On peut donner à un texte le titre d’intermezzo, de divertimento, de coda, de marche funèbre, de contrechant, etc ( je ne m’en priverai pas) — c’est très agréable pour l’œil et l’oreille et l’esprit (peut-être très utile, aussi), seulement cela ne nous apprend rien, d’un simple point de vue technique. Une comparaison à ras de terre (prosaïque) de la musique et de la littérature en arrive à ce constat : rien de commun. Je parle en tâcheron, qui refuserait momentanément la vérité de la métaphore : rien de rien.

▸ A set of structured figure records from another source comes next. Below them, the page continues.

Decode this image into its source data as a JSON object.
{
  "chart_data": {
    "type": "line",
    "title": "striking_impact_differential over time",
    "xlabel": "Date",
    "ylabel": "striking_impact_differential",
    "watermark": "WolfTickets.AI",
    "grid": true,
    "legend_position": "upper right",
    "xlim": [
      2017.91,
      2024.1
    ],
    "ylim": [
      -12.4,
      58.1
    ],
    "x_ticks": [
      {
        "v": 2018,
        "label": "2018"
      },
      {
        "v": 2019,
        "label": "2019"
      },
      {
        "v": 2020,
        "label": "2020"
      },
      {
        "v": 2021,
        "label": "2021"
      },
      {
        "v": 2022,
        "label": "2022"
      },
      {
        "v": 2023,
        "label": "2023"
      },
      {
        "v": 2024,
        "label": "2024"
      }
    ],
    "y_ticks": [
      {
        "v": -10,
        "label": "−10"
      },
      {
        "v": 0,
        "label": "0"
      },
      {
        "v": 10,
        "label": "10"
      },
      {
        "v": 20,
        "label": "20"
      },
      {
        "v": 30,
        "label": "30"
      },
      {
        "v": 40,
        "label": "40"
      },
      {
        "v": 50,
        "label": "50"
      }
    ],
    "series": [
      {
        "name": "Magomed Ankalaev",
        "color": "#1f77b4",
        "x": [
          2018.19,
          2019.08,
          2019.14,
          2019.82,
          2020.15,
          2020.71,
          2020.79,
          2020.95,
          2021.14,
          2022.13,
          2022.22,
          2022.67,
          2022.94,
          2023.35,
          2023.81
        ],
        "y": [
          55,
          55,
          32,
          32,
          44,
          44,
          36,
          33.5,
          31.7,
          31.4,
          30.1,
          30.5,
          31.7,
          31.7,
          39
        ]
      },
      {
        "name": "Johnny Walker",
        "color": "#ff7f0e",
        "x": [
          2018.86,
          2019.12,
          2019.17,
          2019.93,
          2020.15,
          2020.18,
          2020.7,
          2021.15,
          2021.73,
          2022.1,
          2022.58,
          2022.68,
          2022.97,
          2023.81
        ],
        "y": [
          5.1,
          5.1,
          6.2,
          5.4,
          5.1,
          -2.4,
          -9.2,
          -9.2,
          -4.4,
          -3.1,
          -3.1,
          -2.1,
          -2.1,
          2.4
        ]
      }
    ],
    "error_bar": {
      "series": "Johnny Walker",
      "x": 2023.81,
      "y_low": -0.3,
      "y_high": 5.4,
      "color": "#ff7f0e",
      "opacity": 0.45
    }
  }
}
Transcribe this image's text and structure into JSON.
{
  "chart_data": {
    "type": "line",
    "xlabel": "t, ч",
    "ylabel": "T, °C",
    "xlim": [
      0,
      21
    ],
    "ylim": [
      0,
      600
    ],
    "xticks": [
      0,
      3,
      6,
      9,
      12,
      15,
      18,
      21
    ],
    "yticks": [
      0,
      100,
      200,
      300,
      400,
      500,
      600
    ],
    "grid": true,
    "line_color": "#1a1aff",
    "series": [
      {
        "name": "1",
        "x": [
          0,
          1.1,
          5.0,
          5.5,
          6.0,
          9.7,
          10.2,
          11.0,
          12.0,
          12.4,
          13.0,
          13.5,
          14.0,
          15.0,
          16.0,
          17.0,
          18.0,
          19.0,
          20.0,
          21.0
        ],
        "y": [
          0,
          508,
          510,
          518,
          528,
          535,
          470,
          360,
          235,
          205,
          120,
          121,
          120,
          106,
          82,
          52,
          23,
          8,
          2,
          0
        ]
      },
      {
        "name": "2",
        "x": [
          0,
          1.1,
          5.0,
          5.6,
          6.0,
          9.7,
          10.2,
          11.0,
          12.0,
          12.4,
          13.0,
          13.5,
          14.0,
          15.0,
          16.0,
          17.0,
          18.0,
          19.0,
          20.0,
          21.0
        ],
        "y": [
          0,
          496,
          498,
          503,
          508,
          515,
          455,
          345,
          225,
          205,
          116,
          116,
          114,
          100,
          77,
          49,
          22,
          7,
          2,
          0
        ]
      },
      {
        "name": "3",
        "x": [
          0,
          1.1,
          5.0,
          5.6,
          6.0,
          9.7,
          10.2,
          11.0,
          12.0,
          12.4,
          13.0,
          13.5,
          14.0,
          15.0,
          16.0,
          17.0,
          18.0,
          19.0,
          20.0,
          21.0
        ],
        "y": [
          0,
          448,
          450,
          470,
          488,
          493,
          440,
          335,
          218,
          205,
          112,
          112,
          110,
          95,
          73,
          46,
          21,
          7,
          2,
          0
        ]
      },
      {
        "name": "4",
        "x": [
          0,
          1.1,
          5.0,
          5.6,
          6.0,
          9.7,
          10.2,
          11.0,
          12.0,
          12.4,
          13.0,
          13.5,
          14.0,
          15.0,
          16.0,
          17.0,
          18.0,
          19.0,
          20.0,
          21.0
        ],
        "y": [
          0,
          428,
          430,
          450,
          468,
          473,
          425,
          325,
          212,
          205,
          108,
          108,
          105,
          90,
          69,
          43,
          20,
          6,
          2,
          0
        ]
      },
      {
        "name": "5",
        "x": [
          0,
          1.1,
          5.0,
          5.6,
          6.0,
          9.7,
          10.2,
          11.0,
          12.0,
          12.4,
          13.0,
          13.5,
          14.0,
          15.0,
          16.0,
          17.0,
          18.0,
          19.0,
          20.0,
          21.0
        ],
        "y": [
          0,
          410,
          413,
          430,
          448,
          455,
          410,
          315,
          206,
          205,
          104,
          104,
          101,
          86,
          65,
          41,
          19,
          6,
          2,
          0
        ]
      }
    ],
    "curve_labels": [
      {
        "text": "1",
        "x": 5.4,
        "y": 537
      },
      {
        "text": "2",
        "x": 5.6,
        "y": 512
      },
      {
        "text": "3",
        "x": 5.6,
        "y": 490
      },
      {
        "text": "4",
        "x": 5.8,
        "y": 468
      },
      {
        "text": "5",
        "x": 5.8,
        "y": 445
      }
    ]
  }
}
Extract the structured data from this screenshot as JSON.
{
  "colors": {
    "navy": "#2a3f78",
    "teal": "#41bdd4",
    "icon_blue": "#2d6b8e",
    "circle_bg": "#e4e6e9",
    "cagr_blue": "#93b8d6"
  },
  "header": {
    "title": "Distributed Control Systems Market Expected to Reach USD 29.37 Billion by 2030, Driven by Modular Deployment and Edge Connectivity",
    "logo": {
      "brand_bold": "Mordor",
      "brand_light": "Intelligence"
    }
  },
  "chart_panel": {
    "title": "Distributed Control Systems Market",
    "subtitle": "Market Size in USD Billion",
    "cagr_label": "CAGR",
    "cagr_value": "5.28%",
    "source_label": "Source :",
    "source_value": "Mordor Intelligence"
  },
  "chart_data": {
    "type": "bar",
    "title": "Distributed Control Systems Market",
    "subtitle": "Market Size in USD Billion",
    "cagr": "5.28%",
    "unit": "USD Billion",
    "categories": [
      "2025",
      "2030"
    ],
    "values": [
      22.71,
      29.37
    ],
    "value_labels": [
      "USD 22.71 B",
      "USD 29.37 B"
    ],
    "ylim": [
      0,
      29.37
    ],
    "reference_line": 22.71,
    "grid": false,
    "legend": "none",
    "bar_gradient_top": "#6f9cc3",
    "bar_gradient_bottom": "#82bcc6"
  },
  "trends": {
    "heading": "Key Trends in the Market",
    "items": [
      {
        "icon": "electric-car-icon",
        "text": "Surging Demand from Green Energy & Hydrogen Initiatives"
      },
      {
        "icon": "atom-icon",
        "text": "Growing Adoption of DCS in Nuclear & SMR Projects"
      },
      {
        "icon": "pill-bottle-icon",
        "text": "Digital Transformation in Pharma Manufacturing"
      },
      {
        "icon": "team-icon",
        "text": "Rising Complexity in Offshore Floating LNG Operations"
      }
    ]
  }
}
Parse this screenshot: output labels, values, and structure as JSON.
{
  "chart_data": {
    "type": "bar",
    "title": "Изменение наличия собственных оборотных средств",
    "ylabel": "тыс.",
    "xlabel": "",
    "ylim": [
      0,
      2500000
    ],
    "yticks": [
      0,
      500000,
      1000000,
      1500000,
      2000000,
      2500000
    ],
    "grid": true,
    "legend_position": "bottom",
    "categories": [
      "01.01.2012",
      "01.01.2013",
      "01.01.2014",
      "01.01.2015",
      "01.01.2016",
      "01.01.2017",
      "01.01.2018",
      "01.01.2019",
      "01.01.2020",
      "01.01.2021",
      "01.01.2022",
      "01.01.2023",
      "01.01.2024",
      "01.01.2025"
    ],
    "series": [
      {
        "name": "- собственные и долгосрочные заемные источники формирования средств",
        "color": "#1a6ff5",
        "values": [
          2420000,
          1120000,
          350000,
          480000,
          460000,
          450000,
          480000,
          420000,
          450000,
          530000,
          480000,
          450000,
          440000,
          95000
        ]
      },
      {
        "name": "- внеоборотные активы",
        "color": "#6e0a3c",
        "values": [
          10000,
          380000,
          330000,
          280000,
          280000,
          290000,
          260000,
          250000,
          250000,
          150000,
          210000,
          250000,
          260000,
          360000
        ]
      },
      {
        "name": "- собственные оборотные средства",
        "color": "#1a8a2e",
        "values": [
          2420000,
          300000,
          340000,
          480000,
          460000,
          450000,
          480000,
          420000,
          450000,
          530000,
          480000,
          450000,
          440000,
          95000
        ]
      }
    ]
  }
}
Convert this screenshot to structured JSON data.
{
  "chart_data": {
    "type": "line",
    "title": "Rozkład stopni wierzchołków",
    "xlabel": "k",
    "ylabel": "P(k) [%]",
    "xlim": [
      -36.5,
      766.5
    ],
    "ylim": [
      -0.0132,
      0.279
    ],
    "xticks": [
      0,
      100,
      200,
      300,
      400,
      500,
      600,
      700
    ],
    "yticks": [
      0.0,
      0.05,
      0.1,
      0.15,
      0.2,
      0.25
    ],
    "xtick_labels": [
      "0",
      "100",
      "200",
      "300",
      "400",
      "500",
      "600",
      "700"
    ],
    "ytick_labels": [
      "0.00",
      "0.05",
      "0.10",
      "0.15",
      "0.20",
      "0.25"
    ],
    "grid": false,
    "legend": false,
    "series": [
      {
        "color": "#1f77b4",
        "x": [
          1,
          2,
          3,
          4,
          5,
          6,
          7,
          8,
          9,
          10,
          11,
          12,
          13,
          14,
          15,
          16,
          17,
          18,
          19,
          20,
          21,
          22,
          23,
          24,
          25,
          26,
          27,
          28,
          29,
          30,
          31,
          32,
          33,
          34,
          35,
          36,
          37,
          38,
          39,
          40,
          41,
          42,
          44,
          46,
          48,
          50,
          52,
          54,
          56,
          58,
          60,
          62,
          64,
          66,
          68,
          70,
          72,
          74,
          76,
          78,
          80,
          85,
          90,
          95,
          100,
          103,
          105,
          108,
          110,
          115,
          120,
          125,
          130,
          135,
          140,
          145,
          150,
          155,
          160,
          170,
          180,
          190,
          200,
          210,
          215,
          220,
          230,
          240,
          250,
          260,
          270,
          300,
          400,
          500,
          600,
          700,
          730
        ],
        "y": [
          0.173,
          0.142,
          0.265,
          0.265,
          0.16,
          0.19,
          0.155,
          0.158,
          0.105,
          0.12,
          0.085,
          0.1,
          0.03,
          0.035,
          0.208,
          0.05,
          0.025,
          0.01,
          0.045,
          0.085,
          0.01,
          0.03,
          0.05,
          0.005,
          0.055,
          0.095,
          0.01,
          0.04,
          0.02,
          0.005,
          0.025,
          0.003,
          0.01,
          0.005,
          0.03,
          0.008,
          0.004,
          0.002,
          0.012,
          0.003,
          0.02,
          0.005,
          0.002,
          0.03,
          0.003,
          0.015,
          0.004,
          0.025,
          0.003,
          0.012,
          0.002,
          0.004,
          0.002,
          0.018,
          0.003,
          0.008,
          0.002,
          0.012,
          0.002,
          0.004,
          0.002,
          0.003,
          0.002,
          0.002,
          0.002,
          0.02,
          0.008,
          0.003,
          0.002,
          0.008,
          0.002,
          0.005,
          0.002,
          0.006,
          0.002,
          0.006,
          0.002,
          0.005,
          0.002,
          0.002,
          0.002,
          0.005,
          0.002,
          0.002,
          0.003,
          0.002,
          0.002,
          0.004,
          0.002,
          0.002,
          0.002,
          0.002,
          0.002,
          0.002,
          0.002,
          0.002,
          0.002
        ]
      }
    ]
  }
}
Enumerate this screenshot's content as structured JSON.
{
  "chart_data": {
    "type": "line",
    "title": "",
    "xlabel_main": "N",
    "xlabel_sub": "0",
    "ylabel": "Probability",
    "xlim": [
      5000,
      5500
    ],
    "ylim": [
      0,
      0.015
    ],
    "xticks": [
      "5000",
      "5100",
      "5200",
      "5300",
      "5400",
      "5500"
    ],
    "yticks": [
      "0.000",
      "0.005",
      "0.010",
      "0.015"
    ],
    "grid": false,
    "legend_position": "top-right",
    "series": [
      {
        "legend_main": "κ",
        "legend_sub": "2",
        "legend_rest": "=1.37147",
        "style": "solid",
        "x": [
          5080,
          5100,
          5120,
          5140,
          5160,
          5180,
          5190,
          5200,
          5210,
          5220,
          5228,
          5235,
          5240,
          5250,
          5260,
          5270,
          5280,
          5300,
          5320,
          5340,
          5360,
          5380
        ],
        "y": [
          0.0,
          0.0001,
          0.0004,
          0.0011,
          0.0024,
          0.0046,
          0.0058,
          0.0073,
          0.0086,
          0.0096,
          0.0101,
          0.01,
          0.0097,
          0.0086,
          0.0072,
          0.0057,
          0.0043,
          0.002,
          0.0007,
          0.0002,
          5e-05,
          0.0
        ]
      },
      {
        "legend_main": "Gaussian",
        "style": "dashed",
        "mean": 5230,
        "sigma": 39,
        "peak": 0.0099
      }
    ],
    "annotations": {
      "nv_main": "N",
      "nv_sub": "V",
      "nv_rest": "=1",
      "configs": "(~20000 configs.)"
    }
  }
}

Reste que la pratique musicale enseigne à l’apprenti à ne pas mépriser le travail : contrairement au poète sui generis, à l’inspiré ou pseudo inspiré tirant un alexandrin du néant par son nombril, le musicien n’a d’autre choix que d’en passer par le calvaire de la répétition : les gammes. Et le compositeur, Mahler même, apprend ce qu’est un intervalle de sixte : il se tient alors droit sur sa chaise, et cette posture, il la conserve, y compris le jour où il devient Mahler, et qu’il a derrière lui le Chant de la Terre. Une humilité que connaissent aussi bien les dessinateurs, surtout ceux du cinquecento, que connaissent les architectes, les cinéastes (certaines cinéastes), les danseurs, mais que le petit poète dans sa confrérie de poètes méprise en règle générale. Les ateliers d’écriture ne doivent pas nous faire oublier que pour la plupart des blousons dorés de la littérature, la prose nous vient comme le mucus. Le savoir-faire est tenu pour louche, en France au moins, il n’est qu’à voir dans quelle étrange admiration condescendante on tient les Oulipiens, et Perec avec eux ; il est louche parce qu’il serait le recours de l’impuissant ou, pire, l’horrible masque du mensonge. Or, depuis que les situationnistes ont été vitrifiés, paix à leur âme, un exorciste est appelé chaque fois que le faux pointe sa corne ; et la vérité, hier apanage de la terre, aujourd’hui du moi-moi, est la dernière vertu, et le seul critère de valeur (d’usage et d’échange).

Enfin, le monde musical est un monde presque bienheureux, où l’indistinction entre fond et forme n’a jamais été l’objet d’un seul débat. (À vérifier).

Il y a dans ce propos comme dans le texte, l’idée, affirmée puis raffirmée, de travail de la lettre et de la langue, l’acceptation aussi du texte comme énergie vitale et source nécessaire du texte (qui ne jaillit pas du pétrole d’un derrick). On songe, tiens, aux liens qui unissent (sans contrat ni bague au doigt, juste estime et amitié) Pierre Senges et les deux bibliophiles de la revue R de Réel, où il a été invité à intervenir à moult reprises — et notamment pour un article sur la lettre R.

L’Histoire, ainsi regardée, par d’autres trous dans la lorgnette (le petit trou mais d’autres, encore, fuites et feintes creusées sur les côtés) devient émouvante, car ainsi qu’il affirme composer dans les marges d’un livre considéré comme déjà existant, il fait de l’Histoire des marges, ré-illumine des effacés, des troisièmes rôles (sur qui la lumière n’avait souvent été qu’un flash, à peines vus, sitôt oubliés) : à l’exemple de cet art pondéraire en lui-même, dont on a peine à croire qu’il ait réellement existé — l’image à suivre le prouve :

Première de couverture du livre Art pondéraire dont le nom de l’auteur m’échappe à l’instant (je le retrouverai si nécessaire). Preuve s’il en est que art pondéraire n’est pas un néologisme, mais un archéologisme exhumé.